York University

GS/MATH 6910.03AF, Fall 1999

STOCHASTIC CALCULUS IN FINANCE
Course Outline

Prerequisites:

Calculus and some basic probability. In particular, Measure Theory is not assumed. This course is designed (and required) for the Diploma in Financial Engineering, which can be pursued in conjunction with either an M.A. or an M.B.A.. Other students are also welcome in the course.

Degree credit exclusions:

None. In particular, though there may be some overlap with the Measure Theory and Stochastic Processes courses (see MATH6280.03 and MATH6602.03 in the grad calendar), mathematics or statistics students are encouraged to take the latter as well.

Instructor:

Tom Salisbury

email: salt@yorku.ca
Office: N625 Ross Building
Phone: (416) 736-5250 (via Math Dept.)
(416) 736-2100 extension 33938 (via York switchboard)
Fax: (416) 736-5757

Lectures:

S173 Ross, Wednesdays and Fridays, 10:00 - 11:30

Course Webpage

Office hours:

Monday 10:30-11:20, Friday 12:30-1:20.
If you need to see me outside these hours, you are welcome to drop by my office. If I am able to talk to you then, I will; if not we can arrange another time. Or you can e-mail to arrange an appointment.

Grading:

30% Assignments (three or four)
30% Project
40% Final exam (take-home)

The project will be on a topic you select and clear with me, that must involve stochastic calculus in some way (applying it, explaining some results or ideas, etc.). You'll write it up and give a 20 minute presentation to the class summarizing what you did.

Text:

Stochastic Differential Equations by Oksendal; 5th edition, Springer Verlag 1998.
This book has been ordered, and is available at the bookstore. I'll refer to it frequently. It is a textbook level introduction to stochastic calculus.

Other references:

Financial Calculus by Baxter and Rennie; Cambridge 1996.
This book is also at an introductory level, and focuses more on finance than Oksendal, but does much less stochastic calculus.
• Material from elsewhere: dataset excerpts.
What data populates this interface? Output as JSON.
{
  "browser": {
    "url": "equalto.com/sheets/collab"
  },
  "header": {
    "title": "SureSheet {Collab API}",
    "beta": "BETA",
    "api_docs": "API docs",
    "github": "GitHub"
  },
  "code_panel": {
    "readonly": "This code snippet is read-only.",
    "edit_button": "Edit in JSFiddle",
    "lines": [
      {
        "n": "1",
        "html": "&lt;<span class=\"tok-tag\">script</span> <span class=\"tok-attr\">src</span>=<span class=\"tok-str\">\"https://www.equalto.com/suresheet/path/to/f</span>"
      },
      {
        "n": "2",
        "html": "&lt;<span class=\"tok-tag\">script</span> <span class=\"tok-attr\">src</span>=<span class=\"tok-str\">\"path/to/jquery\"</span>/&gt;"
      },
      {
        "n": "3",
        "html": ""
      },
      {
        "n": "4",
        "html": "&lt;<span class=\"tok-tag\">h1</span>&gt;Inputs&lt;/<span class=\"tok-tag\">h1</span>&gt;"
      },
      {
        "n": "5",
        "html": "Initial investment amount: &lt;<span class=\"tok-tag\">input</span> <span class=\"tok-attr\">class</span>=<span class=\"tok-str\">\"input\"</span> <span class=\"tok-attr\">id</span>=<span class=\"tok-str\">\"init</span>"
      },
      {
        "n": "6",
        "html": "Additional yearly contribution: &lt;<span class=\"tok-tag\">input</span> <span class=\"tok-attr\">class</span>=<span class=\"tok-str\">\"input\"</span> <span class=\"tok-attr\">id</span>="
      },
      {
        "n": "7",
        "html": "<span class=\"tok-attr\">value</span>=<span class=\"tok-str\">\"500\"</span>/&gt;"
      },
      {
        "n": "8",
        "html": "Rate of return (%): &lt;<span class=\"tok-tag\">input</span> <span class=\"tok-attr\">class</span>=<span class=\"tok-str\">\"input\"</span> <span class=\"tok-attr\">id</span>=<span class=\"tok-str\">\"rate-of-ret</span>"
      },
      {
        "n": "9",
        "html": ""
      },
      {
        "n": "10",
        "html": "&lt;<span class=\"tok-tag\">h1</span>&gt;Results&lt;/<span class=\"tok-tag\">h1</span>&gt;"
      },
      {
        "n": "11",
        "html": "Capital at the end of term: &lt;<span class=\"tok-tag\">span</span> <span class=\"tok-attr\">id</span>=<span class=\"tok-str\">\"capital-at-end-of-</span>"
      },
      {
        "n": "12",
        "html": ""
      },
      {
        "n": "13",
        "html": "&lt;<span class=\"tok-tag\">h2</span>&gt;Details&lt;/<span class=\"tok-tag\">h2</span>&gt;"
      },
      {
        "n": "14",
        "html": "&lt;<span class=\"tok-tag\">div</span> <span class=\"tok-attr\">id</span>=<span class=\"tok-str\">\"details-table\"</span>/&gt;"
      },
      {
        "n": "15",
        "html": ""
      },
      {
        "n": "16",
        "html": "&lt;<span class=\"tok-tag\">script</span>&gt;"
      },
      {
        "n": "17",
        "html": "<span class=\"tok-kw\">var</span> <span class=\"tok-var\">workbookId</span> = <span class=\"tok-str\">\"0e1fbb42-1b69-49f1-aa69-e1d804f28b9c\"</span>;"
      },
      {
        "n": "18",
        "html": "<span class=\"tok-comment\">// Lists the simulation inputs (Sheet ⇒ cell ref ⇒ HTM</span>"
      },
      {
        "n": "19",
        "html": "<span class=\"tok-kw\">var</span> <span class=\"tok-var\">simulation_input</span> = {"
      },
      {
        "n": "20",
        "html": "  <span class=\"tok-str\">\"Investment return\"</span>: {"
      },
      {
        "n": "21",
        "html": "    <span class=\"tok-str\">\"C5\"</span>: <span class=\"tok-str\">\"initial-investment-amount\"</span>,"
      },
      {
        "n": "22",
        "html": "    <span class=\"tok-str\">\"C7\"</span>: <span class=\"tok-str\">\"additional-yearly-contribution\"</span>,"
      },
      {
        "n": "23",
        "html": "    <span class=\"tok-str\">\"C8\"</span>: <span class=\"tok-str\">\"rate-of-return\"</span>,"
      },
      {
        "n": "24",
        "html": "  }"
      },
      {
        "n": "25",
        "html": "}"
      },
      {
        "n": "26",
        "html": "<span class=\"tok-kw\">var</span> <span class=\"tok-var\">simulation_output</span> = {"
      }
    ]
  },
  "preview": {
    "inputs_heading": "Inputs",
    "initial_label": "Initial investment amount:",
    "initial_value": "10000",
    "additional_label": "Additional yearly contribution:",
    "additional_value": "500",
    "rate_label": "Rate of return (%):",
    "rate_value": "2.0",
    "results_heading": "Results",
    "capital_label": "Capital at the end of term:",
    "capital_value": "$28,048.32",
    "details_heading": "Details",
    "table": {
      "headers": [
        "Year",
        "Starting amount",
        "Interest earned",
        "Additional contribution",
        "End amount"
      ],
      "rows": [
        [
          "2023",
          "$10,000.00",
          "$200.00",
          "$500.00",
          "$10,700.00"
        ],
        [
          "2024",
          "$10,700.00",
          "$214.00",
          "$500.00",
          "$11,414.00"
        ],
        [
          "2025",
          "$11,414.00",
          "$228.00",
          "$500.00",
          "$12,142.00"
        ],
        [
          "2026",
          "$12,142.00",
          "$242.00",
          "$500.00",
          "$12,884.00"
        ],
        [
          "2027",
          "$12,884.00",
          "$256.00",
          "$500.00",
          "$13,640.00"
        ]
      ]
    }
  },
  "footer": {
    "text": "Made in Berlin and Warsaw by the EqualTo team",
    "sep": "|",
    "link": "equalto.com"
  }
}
It has the best textbook level introduction I have seen to the ideas of risk-neutral pricing.
Introduction to Stochastic Integration by Chung and Williams, 2nd edition, Birkhauser 1990.
A nice textbook level introduction to stochastic calculus. More theory than Oksendal but fewer applications.
Reference books for stochastic calculus, doing much more than we'll have time for:
- Brownian Motion and Stochastic Calculus by Karatzas and Shreve, Springer.
- Continuous Martingales and Brownian Motion by Revuz and Yor, Springer.
- Diffusions, Markov Processes, and Martingales, Vol 1,2 by Rogers and Williams, Wiley.